EDITORIAL
Last week the Texas Education Agency (TEA) came out with its annual report card for Texas school districts and campuses. It was the first time ever for the annual rankings to be boiled down to one number grade. Rockdale’s was 74. That wasn’t exactly a surprise. When the test scores, on which most of that number grade was based, came out last August every school figured out what that grade would be. Rockdale ISD did and they got it right on the money. The new approach has gotten the nickname “A-F scoring” and it is almost universally despised by Texas school districts. They criticize it on two main fronts:
• How is it possible to distill the hundreds of crucial details which make up the art and science of education into one number?

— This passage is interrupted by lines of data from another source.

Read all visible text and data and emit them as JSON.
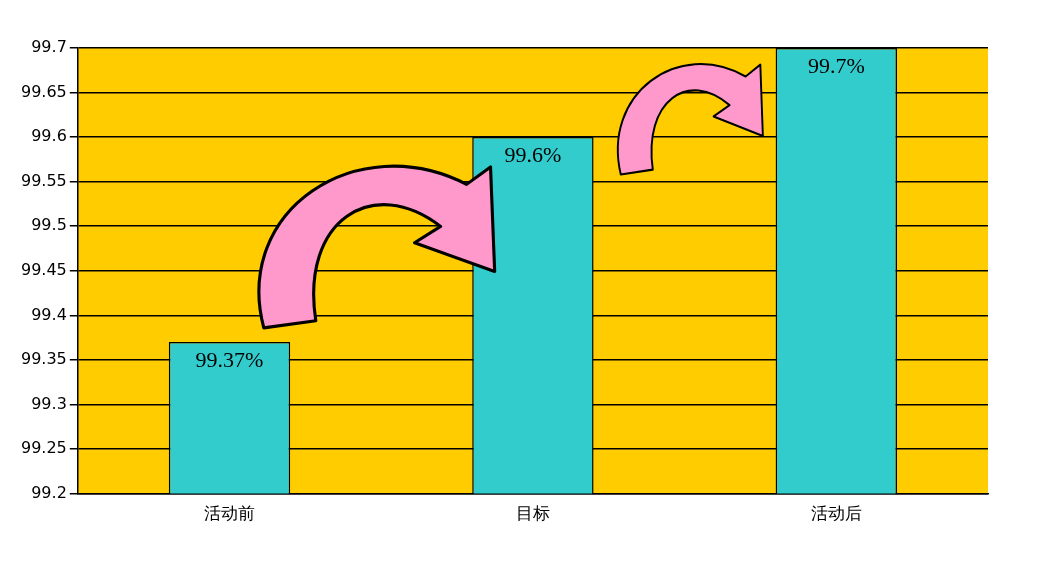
{
  "chart_data": {
    "type": "bar",
    "categories": [
      "活动前",
      "目标",
      "活动后"
    ],
    "values": [
      99.37,
      99.6,
      99.7
    ],
    "color": "#33cccc",
    "value_labels": [
      "99.37%",
      "99.6%",
      "99.7%"
    ],
    "ylim": [
      99.2,
      99.7
    ],
    "yticks": [
      99.2,
      99.25,
      99.3,
      99.35,
      99.4,
      99.45,
      99.5,
      99.55,
      99.6,
      99.65,
      99.7
    ],
    "grid": "y",
    "legend": false
  }
}
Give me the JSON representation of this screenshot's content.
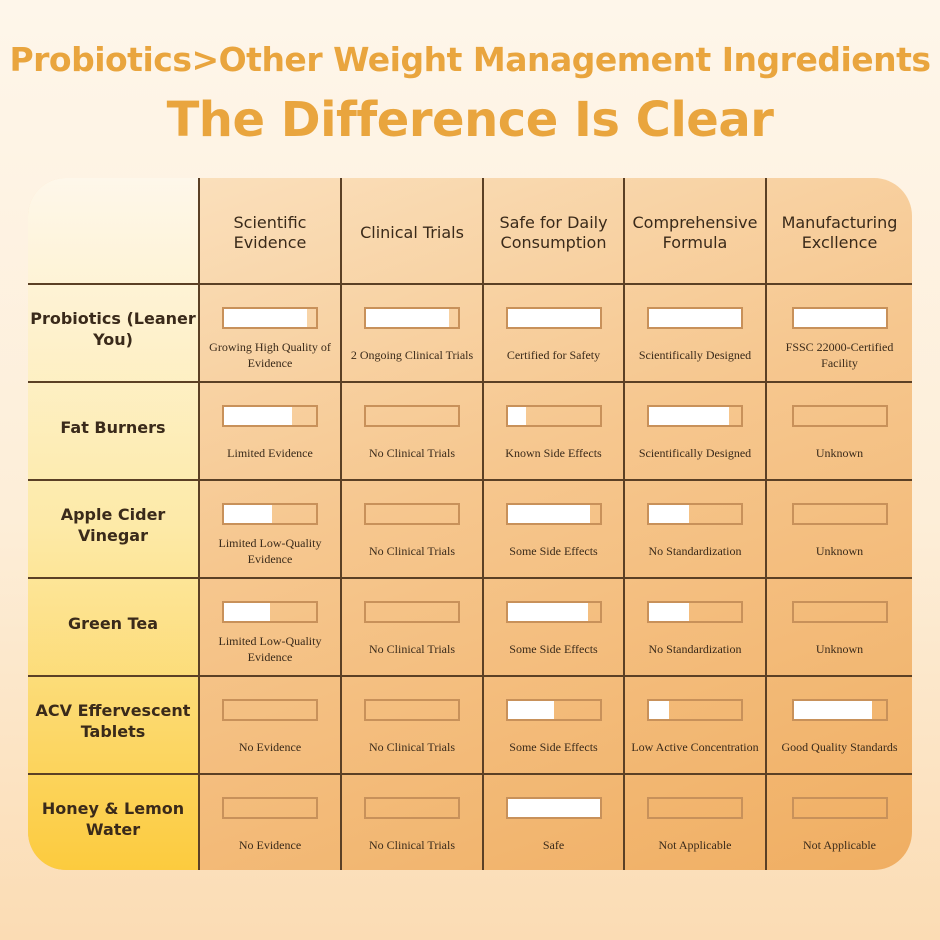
{
  "title_line1": "Probiotics>Other Weight Management Ingredients",
  "title_line2": "The Difference Is Clear",
  "columns": [
    "Scientific Evidence",
    "Clinical Trials",
    "Safe for Daily Consumption",
    "Comprehensive Formula",
    "Manufacturing Excllence"
  ],
  "rows": [
    {
      "label": "Probiotics (Leaner You)",
      "cells": [
        {
          "fill": 0.9,
          "text": "Growing High Quality of Evidence"
        },
        {
          "fill": 0.9,
          "text": "2 Ongoing Clinical Trials"
        },
        {
          "fill": 1.0,
          "text": "Certified for Safety"
        },
        {
          "fill": 1.0,
          "text": "Scientifically Designed"
        },
        {
          "fill": 1.0,
          "text": "FSSC 22000-Certified Facility"
        }
      ]
    },
    {
      "label": "Fat Burners",
      "cells": [
        {
          "fill": 0.74,
          "text": "Limited Evidence"
        },
        {
          "fill": 0,
          "text": "No Clinical Trials"
        },
        {
          "fill": 0.2,
          "text": "Known Side Effects"
        },
        {
          "fill": 0.87,
          "text": "Scientifically Designed"
        },
        {
          "fill": 0,
          "text": "Unknown"
        }
      ]
    },
    {
      "label": "Apple Cider Vinegar",
      "cells": [
        {
          "fill": 0.52,
          "text": "Limited Low-Quality Evidence"
        },
        {
          "fill": 0,
          "text": "No Clinical Trials"
        },
        {
          "fill": 0.9,
          "text": "Some Side Effects"
        },
        {
          "fill": 0.44,
          "text": "No Standardization"
        },
        {
          "fill": 0,
          "text": "Unknown"
        }
      ]
    },
    {
      "label": "Green Tea",
      "cells": [
        {
          "fill": 0.5,
          "text": "Limited Low-Quality Evidence"
        },
        {
          "fill": 0,
          "text": "No Clinical Trials"
        },
        {
          "fill": 0.87,
          "text": "Some Side Effects"
        },
        {
          "fill": 0.44,
          "text": "No Standardization"
        },
        {
          "fill": 0,
          "text": "Unknown"
        }
      ]
    },
    {
      "label": "ACV Effervescent Tablets",
      "cells": [
        {
          "fill": 0,
          "text": "No Evidence"
        },
        {
          "fill": 0,
          "text": "No Clinical Trials"
        },
        {
          "fill": 0.5,
          "text": "Some Side Effects"
        },
        {
          "fill": 0.22,
          "text": "Low Active Concentration"
        },
        {
          "fill": 0.85,
          "text": "Good Quality Standards"
        }
      ]
    },
    {
      "label": "Honey & Lemon Water",
      "cells": [
        {
          "fill": 0,
          "text": "No Evidence"
        },
        {
          "fill": 0,
          "text": "No Clinical Trials"
        },
        {
          "fill": 1.0,
          "text": "Safe"
        },
        {
          "fill": 0,
          "text": "Not Applicable"
        },
        {
          "fill": 0,
          "text": "Not Applicable"
        }
      ]
    }
  ],
  "colors": {
    "title": "#e9a53e",
    "cell_bg": "#f6c78f",
    "label_col": "#fccb3e",
    "bar_fill": "#ffffff",
    "bar_border": "#c8915a"
  }
}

• Since so much of that grade is based on one grade from one test, how can it measure what the school does in educating its students the other nine months of a school year? Said another way: What do these numbers really measure? And what do they not measure? As to the first concern, the one number-approach sounds a lot like the baseball sabremetrician’s one-number-fits-all statistic shortened to WAR (Wins Above Replacement). (A sabremetrician is someone who worships math the way the guys down at Ed’s Highway Tavern worship the Dallas Cowboys). How is that WAR number determined? Dozens of formulas like this one, which determines the worth of a player based on their tendency to ground into double plays: R_gidp=.44X(GIDP_OPPS_player*GIDP_RATE_ lg-GIDP_player). In other words, we just have to trust them. It’s a parallel number-crunching, formulaic determination used by the TEA to boil down the mountain of statistics compiled by Texas school districts into one number. In other words, we just have to trust them. Virtually all Texas school districts aren’t sure that trust is justified. As to the other reservation—what do these scores not measure?—that question has never been answered better than Thorndale Supt. Adam Ivy did back in August when the initial numbers were released to the districts. Ivy was the perfect person to respond. Thorndale ISD had the highest score in Milam County. Yet he challenged the powers-that-be to explain how one score could measure things like teachers who go the extra mile for their students, those who bond together when tragedy strikes, administrators who stretch every penny, coaches who care and spend hundreds of hours away from their families and students who overcome and succeed. He ended with this: “We are all dealt different hands and we put our resources into making that hand the best it can be. Sometimes circumstances get the best of us, but that never stops us from trying to provide the best education we possibly can.” That’s a 100.—M.B.